An online advocacy group is calling on Virginia authorities to investigate the company responsible for selling gun range targets depicting Trayvon Martin, whose slaying spawned a national controversy.
Change.org—an influential Internet-based advocacy group, who had a role in rallying votes for President Obama in 2008—has initiated an online petition that calls on Attorney Gen. Ken Cuccinelli to “shut down” and “punish” Hiller Armament Co., the alleged seller of the merchandise.
“It is utterly vile AND potentially illegal,” the petition read, citing Virginia law that “prohibits the unauthorized use of a person’s name, portrait or picture for advertising or trade purposes.”
On Friday, Florida TV station WKMG reported on its website that the then-unidentified seller admitted they were trying to make money off Martin’s shooting death.
“The response is overwhelming,” the seller told reporter Mike DeForest in an e-mail. “I sold out in 2 days.”
Though faceless, the targets feature the silhouette of a person in a black hoodie with crosshairs drawn on its chest, and a bag of Skittles candy and a can of iced tea sticking out of the pockets. Martin had just purchased these items from a nearby convenience store and was on his way back to his father’s girlfriend’s house when he was shot and killed by neighborhood watchman George Zimmerman on Feb. 26. Zimmerman has pleaded not guilty to second-degree murder charges.
The targets were sold on Gunbrokers.com, a popular firearms auction site, but the items—and a cached page—have since been removed. WKMG reported, however, that in an advertisement for the targets the seller stated, “Obviously we support Zimmerman and believe he is innocent and that he shot a thug.”
In a later story, RawStory.com reported that the seller’s ID was listed as “hillerarmco” from Virginia Beach, Va. A website by the same name was registered to Hiller Armament Co. in Virginia Beach, but the website and an associated phone number have been disconnected.

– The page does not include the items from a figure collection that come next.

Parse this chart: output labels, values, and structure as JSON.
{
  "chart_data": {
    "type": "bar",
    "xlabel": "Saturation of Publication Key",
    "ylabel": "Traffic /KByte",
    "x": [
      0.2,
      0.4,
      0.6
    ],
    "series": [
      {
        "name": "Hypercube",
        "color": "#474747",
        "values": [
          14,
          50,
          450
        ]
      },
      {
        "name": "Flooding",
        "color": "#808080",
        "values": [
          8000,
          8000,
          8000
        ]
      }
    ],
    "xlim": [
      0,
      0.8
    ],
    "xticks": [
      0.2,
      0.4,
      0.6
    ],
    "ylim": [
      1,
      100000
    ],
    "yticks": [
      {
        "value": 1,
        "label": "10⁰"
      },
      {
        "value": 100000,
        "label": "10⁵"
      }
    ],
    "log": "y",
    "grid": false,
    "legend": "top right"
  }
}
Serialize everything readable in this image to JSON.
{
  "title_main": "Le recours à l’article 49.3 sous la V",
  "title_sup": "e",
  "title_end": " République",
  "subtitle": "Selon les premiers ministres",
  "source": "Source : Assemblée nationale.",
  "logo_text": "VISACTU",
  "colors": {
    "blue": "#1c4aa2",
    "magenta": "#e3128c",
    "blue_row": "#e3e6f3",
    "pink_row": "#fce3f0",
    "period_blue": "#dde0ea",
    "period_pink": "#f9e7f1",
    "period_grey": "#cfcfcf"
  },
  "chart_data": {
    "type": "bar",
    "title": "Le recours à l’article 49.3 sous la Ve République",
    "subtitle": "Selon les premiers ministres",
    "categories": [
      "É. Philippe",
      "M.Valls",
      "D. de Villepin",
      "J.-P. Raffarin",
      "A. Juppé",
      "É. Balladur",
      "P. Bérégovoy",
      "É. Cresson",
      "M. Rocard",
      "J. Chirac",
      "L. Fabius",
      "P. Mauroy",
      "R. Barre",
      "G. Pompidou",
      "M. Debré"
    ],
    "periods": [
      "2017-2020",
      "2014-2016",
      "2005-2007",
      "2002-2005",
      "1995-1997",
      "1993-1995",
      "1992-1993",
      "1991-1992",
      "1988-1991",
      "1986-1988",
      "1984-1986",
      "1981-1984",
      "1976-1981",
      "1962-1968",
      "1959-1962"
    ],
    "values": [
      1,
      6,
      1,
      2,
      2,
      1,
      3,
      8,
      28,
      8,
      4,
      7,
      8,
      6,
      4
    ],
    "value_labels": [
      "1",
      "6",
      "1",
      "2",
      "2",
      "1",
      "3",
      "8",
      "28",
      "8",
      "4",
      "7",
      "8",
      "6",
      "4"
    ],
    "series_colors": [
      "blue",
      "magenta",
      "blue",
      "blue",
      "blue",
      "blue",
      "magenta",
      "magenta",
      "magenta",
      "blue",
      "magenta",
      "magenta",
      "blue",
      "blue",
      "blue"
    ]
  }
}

Brian Gottstein, spokesman for the attorney general’s office, said Mr. Cuccinelli has no legal grounds for taking legal action against Hiller as Change.org is urging.
“It is repugnant for anyone to try to profit off the loss of a life. However, the attorney general has no legal authority to act in this case,” he told the AFRO in an e-mail. “As far as the law referenced in the online petition, it allows for the person wronged or his next of kin to ‘restrain the use thereof; and may also sue and recover damages for any injuries sustained by reason of such use.’ That means it is a civil matter and leaves it to the estate of Trayvon Martin – not the attorney general – to initiate any legal action.”
Gottstein went on to say there is a criminal statute that covers similar conduct, but it is not applicable because Trayvon Martin was not a Virginia resident.